You are quite welcome. Learning goes both ways as I’m building a box right now to take on some more permanent VM hosting duties so I want to make sure I know more about how KVM/qemu can fail and how to troubleshoot.
If you dont find anything in the logs, and once you’ve really made sure you are looking at the right stuck process. about the only thing I can think of is to monitor the qemu lifecycle events. Might be a clue there right before it freezes:
virsh qemu-monitor-event <your domain name> --loop --pretty
Next step, now that you’ve done some homework, would be to find out where the qemu devs hang out or what bug system they use and post there. They would likely ask you for the same info and more. A little googling led me here: Support - QEMU. Note, that the would require you to recreate the problem without the libvirt front-end so you would have to setup a test case using just the qemu command line. There are plenty of guides on that.
You could also simply try to boot a different distro than arch (I think I saw that was what you were running) and run your VM under that. As a rolling distro arch exposes you to more upstream bugs. Use a spare drive. Install a distro to it. Copy the VM’s domain.xml and qcow files to the new distro, edit the paths for your qcow disk files, etc. and you can quickly test whether arch is the problem. Better to run something like centos, debian, or ubuntu if you need more stability.
Good luck and post back to this thread if you resolve it.
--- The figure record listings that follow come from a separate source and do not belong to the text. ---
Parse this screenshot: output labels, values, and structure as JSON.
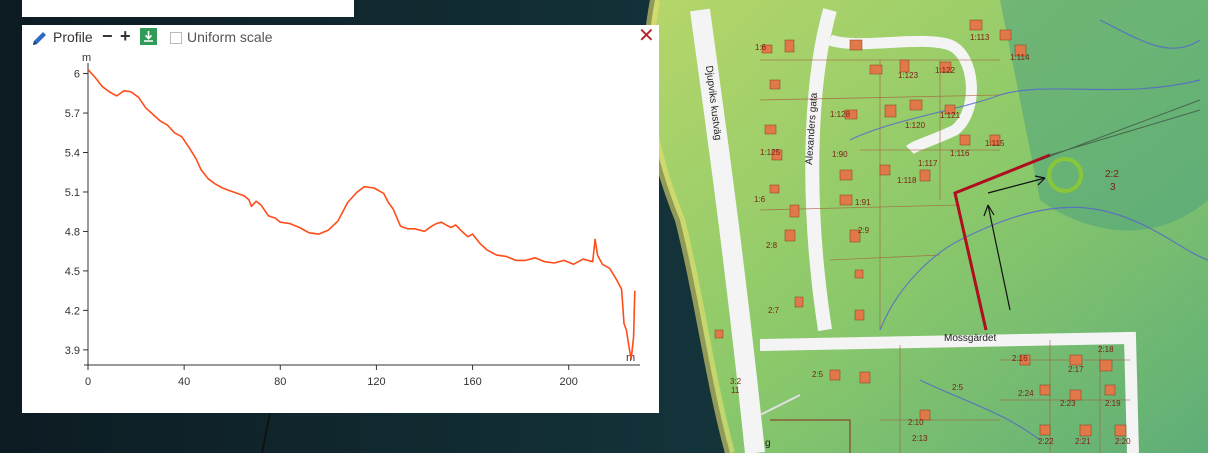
{
  "profile": {
    "title": "Profile",
    "zoom_out": "−",
    "zoom_in": "+",
    "download_icon": "download-icon",
    "uniform_scale_label": "Uniform scale",
    "uniform_scale_checked": false,
    "close": "✕",
    "colors": {
      "line": "#ff4d1a",
      "download": "#2f9d59",
      "close": "#b3282d"
    }
  },
  "map": {
    "labels": [
      {
        "text": "Djupviks kustväg"
      },
      {
        "text": "Alexanders gata"
      },
      {
        "text": "Mossgärdet"
      },
      {
        "text": "1:113"
      },
      {
        "text": "1:114"
      },
      {
        "text": "1:123"
      },
      {
        "text": "1:122"
      },
      {
        "text": "1:128"
      },
      {
        "text": "1:120"
      },
      {
        "text": "1:121"
      },
      {
        "text": "1:116"
      },
      {
        "text": "1:115"
      },
      {
        "text": "1:90"
      },
      {
        "text": "1:117"
      },
      {
        "text": "1:118"
      },
      {
        "text": "1:91"
      },
      {
        "text": "1:6"
      },
      {
        "text": "1:125"
      },
      {
        "text": "1:6"
      },
      {
        "text": "2:8"
      },
      {
        "text": "2:9"
      },
      {
        "text": "2:7"
      },
      {
        "text": "2:2"
      },
      {
        "text": "3"
      },
      {
        "text": "2:16"
      },
      {
        "text": "2:17"
      },
      {
        "text": "2:18"
      },
      {
        "text": "2:24"
      },
      {
        "text": "2:23"
      },
      {
        "text": "2:19"
      },
      {
        "text": "2:22"
      },
      {
        "text": "2:21"
      },
      {
        "text": "2:20"
      },
      {
        "text": "2:13"
      },
      {
        "text": "2:10"
      },
      {
        "text": "2:5"
      },
      {
        "text": "2:5"
      },
      {
        "text": "3:2"
      },
      {
        "text": "11"
      },
      {
        "text": "g"
      }
    ]
  },
  "chart_data": {
    "type": "line",
    "title": "",
    "xlabel": "m",
    "ylabel": "m",
    "xlim": [
      0,
      228
    ],
    "ylim": [
      3.8,
      6.05
    ],
    "x_ticks": [
      "0",
      "40",
      "80",
      "120",
      "160",
      "200"
    ],
    "y_ticks": [
      "3.9",
      "4.2",
      "4.5",
      "4.8",
      "5.1",
      "5.4",
      "5.7",
      "6"
    ],
    "series": [
      {
        "values": [
          [
            0,
            6.03
          ],
          [
            3,
            5.97
          ],
          [
            6,
            5.9
          ],
          [
            9,
            5.86
          ],
          [
            12,
            5.83
          ],
          [
            15,
            5.87
          ],
          [
            18,
            5.86
          ],
          [
            21,
            5.82
          ],
          [
            24,
            5.74
          ],
          [
            27,
            5.69
          ],
          [
            30,
            5.64
          ],
          [
            33,
            5.61
          ],
          [
            36,
            5.55
          ],
          [
            39,
            5.52
          ],
          [
            42,
            5.44
          ],
          [
            45,
            5.35
          ],
          [
            47,
            5.27
          ],
          [
            50,
            5.2
          ],
          [
            53,
            5.16
          ],
          [
            56,
            5.13
          ],
          [
            59,
            5.11
          ],
          [
            62,
            5.09
          ],
          [
            65,
            5.07
          ],
          [
            67,
            5.04
          ],
          [
            68,
            4.99
          ],
          [
            70,
            5.03
          ],
          [
            72,
            5.0
          ],
          [
            75,
            4.92
          ],
          [
            78,
            4.9
          ],
          [
            80,
            4.87
          ],
          [
            84,
            4.86
          ],
          [
            88,
            4.83
          ],
          [
            92,
            4.79
          ],
          [
            96,
            4.78
          ],
          [
            100,
            4.81
          ],
          [
            104,
            4.88
          ],
          [
            108,
            5.02
          ],
          [
            112,
            5.1
          ],
          [
            115,
            5.14
          ],
          [
            119,
            5.13
          ],
          [
            123,
            5.09
          ],
          [
            125,
            5.02
          ],
          [
            127,
            4.97
          ],
          [
            130,
            4.84
          ],
          [
            133,
            4.82
          ],
          [
            136,
            4.82
          ],
          [
            140,
            4.8
          ],
          [
            143,
            4.84
          ],
          [
            145,
            4.86
          ],
          [
            147,
            4.87
          ],
          [
            149,
            4.85
          ],
          [
            151,
            4.83
          ],
          [
            153,
            4.85
          ],
          [
            155,
            4.81
          ],
          [
            158,
            4.76
          ],
          [
            160,
            4.78
          ],
          [
            163,
            4.71
          ],
          [
            166,
            4.66
          ],
          [
            170,
            4.62
          ],
          [
            174,
            4.61
          ],
          [
            178,
            4.58
          ],
          [
            182,
            4.58
          ],
          [
            186,
            4.6
          ],
          [
            190,
            4.57
          ],
          [
            194,
            4.56
          ],
          [
            198,
            4.58
          ],
          [
            202,
            4.55
          ],
          [
            206,
            4.59
          ],
          [
            210,
            4.57
          ],
          [
            211,
            4.74
          ],
          [
            212,
            4.62
          ],
          [
            214,
            4.55
          ],
          [
            217,
            4.52
          ],
          [
            220,
            4.43
          ],
          [
            222,
            4.36
          ],
          [
            223,
            4.1
          ],
          [
            224,
            4.05
          ],
          [
            225,
            3.93
          ],
          [
            226,
            3.83
          ],
          [
            227,
            4.0
          ],
          [
            227.5,
            4.35
          ]
        ]
      }
    ]
  }
}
So I’m currently waiting for a crash again, but I may have fixed the issue. My VM has been running fine with no issue for 12 hours now since I switched from the passthrough’d NIC to the virtual network.
Last time I said I thought I fixed it, it crashed an hour later, so worst case scenario here I get to keep digging!
If it is the NIC, I’m going to try and replicate it and report to the qemu devs as it would be nice to get that resolved.
OR… I just happened across a package I never installed on my host: qemu-arch-extra
I don’t recall if I had that on my previous host OS install, but I installed it last night, so that might have been the missing piece.
I know it isn’t good testing procedure to try 2 things at once, but it should be easy enough to change one variable and try again.
Regardless, I’m going to keep diving into debugging and learning about system calls and that entire process
No crash at all after 36 hours with the virtual NIC.
I disabled the virtual NIC. added back the physical ethernet port with vfio, and it hung after 3 hours.
So now I just need to figure out why
I have a somewhat similar issue, where the kernel occasionally panics (on the host, not the VM guest) on a AMD x570 system, when an HP NC552SFP NIC is present. If I remove the card, the system is stable, so it’s an incompatibility somewhere between this old NIC, new AMD chipset and IOMMU. Same NIC on a Intel Z370M system is fine.
Luckily in my case, the issue can surface only during the boot up process. If the process is successful, and the kernel doesn’t throw these random “amd-vi completion-wait loop timed out” errors, the system is stable. If it does happen, either immediately or hours later, the system will freeze after a bunch of stack crash dumps. And I found out that I can reduce the probability of this happening at bootup by installing the host OS in non-UEFI mode (CSM).
When your VM hangs, do you see any kernel errors in dmesg?